MLK preached dreams and possibilities which I saw come true in our family and many neighbors: “If you can’t fly then run, if you can’t run then walk, if you can’t walk then crawl, but whatever you do you have to keep moving forward.”

The preacher’s policy vision was shared at the March on Washington in 1963:
“We have … come to this hallowed spot to remind America of the fierce urgency of now. This is no time to engage in the luxury of cooling off or to take the tranquilizing drug of gradualism. Now is the time to make real the promises of democracy. Now is the time to rise from the dark and desolate valley of segregation to the sunlit path of racial justice.”

Before President Ronald Reagan signed legislation creating the Martin Luther King holiday in 1983, he commented, “Traces of bigotry still mar America. So, each year on Martin Luther King Day, let us not only recall Dr. King, but rededicate ourselves to the Commandments he believed in and sought to live every day: Thou shall love thy God with all thy heart, and thou shall love thy neighbor as thyself.”

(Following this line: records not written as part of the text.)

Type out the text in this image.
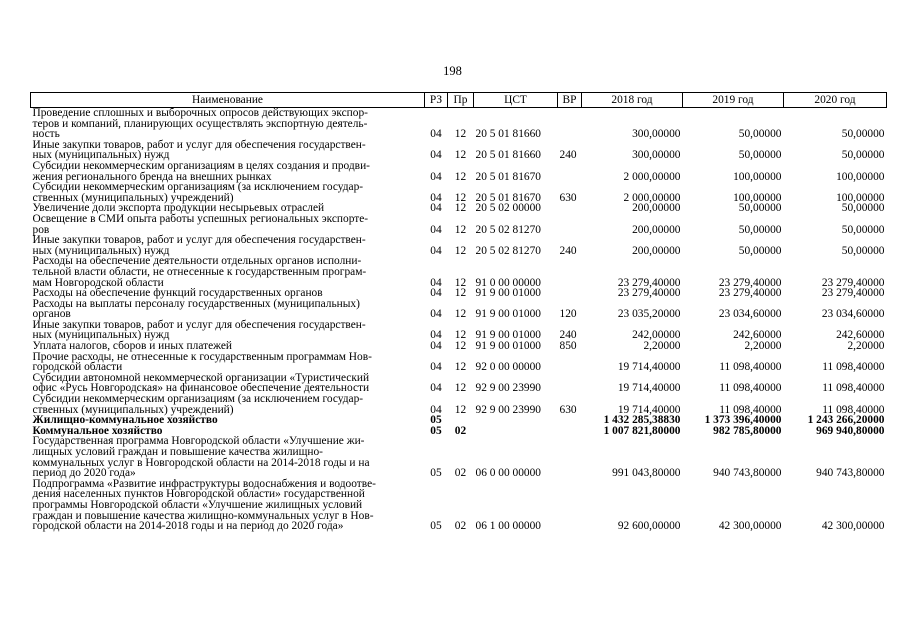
198
Наименование	РЗ	Пр	ЦСТ	ВР	2018 год	2019 год	2020 год
Проведение сплошных и выборочных опросов действующих экспор-
теров и компаний, планирующих осуществлять экспортную деятель-
ность	04	12	20 5 01 81660		300,00000	50,00000	50,00000
Иные закупки товаров, работ и услуг для обеспечения государствен-
ных (муниципальных) нужд	04	12	20 5 01 81660	240	300,00000	50,00000	50,00000
Субсидии некоммерческим организациям в целях создания и продви-
жения регионального бренда на внешних рынках	04	12	20 5 01 81670		2 000,00000	100,00000	100,00000
Субсидии некоммерческим организациям (за исключением государ-
ственных (муниципальных) учреждений)	04	12	20 5 01 81670	630	2 000,00000	100,00000	100,00000
Увеличение доли экспорта продукции несырьевых отраслей	04	12	20 5 02 00000		200,00000	50,00000	50,00000
Освещение в СМИ опыта работы успешных региональных экспорте-
ров	04	12	20 5 02 81270		200,00000	50,00000	50,00000
Иные закупки товаров, работ и услуг для обеспечения государствен-
ных (муниципальных) нужд	04	12	20 5 02 81270	240	200,00000	50,00000	50,00000
Расходы на обеспечение деятельности отдельных органов исполни-
тельной власти области, не отнесенные к государственным програм-
мам Новгородской области	04	12	91 0 00 00000		23 279,40000	23 279,40000	23 279,40000
Расходы на обеспечение функций государственных органов	04	12	91 9 00 01000		23 279,40000	23 279,40000	23 279,40000
Расходы на выплаты персоналу государственных (муниципальных)
органов	04	12	91 9 00 01000	120	23 035,20000	23 034,60000	23 034,60000
Иные закупки товаров, работ и услуг для обеспечения государствен-
ных (муниципальных) нужд	04	12	91 9 00 01000	240	242,00000	242,60000	242,60000
Уплата налогов, сборов и иных платежей	04	12	91 9 00 01000	850	2,20000	2,20000	2,20000
Прочие расходы, не отнесенные к государственным программам Нов-
городской области	04	12	92 0 00 00000		19 714,40000	11 098,40000	11 098,40000
Субсидии автономной некоммерческой организации «Туристический
офис «Русь Новгородская» на финансовое обеспечение деятельности	04	12	92 9 00 23990		19 714,40000	11 098,40000	11 098,40000
Субсидии некоммерческим организациям (за исключением государ-
ственных (муниципальных) учреждений)	04	12	92 9 00 23990	630	19 714,40000	11 098,40000	11 098,40000
Жилищно-коммунальное хозяйство	05				1 432 285,38830	1 373 396,40000	1 243 266,20000
Коммунальное хозяйство	05	02			1 007 821,80000	982 785,80000	969 940,80000
Государственная программа Новгородской области «Улучшение жи-
лищных условий граждан и повышение качества жилищно-
коммунальных услуг в Новгородской области на 2014-2018 годы и на
период до 2020 года»	05	02	06 0 00 00000		991 043,80000	940 743,80000	940 743,80000
Подпрограмма «Развитие инфраструктуры водоснабжения и водоотве-
дения населенных пунктов Новгородской области» государственной
программы Новгородской области «Улучшение жилищных условий
граждан и повышение качества жилищно-коммунальных услуг в Нов-
городской области на 2014-2018 годы и на период до 2020 года»	05	02	06 1 00 00000		92 600,00000	42 300,00000	42 300,00000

Reagan believed if we lived by such fundamentals, we could reach the time, as Dr. King said, when “All of God’s children will be able to sing with new meaning, ‘… land where my fathers died, land of the pilgrim’s pride, from every mountainside, let freedom ring.’ “

* * * 
One year, at the MLK parade in Oklahoma City, I traded stories with a rider atop a chestnut horse, laughing over the reasons “they always put the horses at the back of the parade.”
Some years it is bitterly cold [during the parade], others it is pleasant. …
For the 2012 parade, the weather was cool even as the sun warmed us. 

After the hubbub of the parade, I drank coffee on Hudson Avenue, sitting “al fresco,” looking east as the sun settled behind me. It grew colder as shadows lengthened.
Hot liquid countered the chill. A rider passed by atop a beautiful dark horse. Tall in the saddle in his black Stetson, the cowpoke advanced north, headed to where his EastSide Roundup Club had parked horse trailers. With him, in front, seated upright and protected in the older man’s arms, was a little girl, pretty in pink, her face combining joy with wide-eyed concern. 

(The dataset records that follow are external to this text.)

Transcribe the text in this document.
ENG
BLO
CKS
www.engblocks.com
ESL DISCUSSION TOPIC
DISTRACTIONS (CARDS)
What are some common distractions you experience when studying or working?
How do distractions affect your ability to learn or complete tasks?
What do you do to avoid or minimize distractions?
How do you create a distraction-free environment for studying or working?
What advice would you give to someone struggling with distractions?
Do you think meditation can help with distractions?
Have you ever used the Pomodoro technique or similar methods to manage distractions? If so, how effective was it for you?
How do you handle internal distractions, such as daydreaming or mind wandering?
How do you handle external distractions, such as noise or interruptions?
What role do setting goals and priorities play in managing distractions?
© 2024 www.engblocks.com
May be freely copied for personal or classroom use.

Unexpectedly, the scene before me became a brief, personal MLK parade. Two dozen riders passed by in groups of two or three, laughing and waving back at the coffee drinker. They got the joke, passing in stately review – the horses high-stepping for a crowd of one. Most stayed in the street, and cars halted at corner stop signs to let them advance.

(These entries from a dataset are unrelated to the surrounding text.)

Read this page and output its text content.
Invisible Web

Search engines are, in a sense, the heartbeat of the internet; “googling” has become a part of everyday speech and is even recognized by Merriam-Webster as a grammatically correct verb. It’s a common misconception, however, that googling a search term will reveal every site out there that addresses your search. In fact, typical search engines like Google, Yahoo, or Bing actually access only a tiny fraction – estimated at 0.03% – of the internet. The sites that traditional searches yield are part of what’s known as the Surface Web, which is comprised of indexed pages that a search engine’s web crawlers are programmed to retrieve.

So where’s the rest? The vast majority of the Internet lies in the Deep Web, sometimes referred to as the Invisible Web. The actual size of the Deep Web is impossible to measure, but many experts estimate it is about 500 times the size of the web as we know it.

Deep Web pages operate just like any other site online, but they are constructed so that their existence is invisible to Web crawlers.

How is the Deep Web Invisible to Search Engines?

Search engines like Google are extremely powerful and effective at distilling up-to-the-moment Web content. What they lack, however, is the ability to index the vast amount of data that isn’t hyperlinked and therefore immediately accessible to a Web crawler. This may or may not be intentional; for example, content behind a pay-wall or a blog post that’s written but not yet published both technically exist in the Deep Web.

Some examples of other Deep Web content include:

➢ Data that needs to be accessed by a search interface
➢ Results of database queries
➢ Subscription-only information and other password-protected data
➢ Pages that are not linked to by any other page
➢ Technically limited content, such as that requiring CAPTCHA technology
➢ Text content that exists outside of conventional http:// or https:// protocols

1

A few riders passed through the grass bordering Hudson northwest of the federal building. One young man, hatless, stopped directly across from me, then like an Olympic champion took his steed on a sideways canter for 40 yards, straightening the course at a street’s edge.

There was no camera, so memory suffices for a unique, Oklahoma kind of moment, watching black cowboys after a long parade on a good day, peaceful, meaningful and tender.


With pleasantly cool temperatures forecast after a cold weekend, the 2019 Oklahoma City parade honoring Dr. Martin Luther King is scheduled to step off Monday (January 21) at 2 p.m. along a route revised from that of recent years. At N.W. 6 Street along Walker Avenue, the groups will assemble, then head south to Reno through the heart of the downtown area. 
Other events Monday include the annual breakfast in Midwest City, where state Sen. George Young, D-Oklahoma City, is the featured speaker. The annual Silent March is to begin at 9 a.m. from the eastside Freedom Center, heading to the Oklahoma History Center, where the bell-ringing takes place at 11 a.m. Things shift to St. Paul’s Episcopal Cathedral on Robinson Avenue for a program that begins at 12:15 p.m., to end as the parade begins. 
Sunday (January 20) scheduled activities included a 3 p.m. service at St. John Missionary Baptist Church on North Kelly Avenue, and an evening “Cross Cultural Program” at Temple B’Nai Israel on N. Pennsylvania Avenue. (http://city-sentinel.com/2018/12/okc-2019-martin-luther-king-day-events-planned/) 

I honor King and remember my father and my mother. They lived and worked in a context, and a time of consequence, yearning for the day all Americans would be judged by “the content of their character.”

Note: This is adapted from commentaries previously posted in 2014, and in 2017.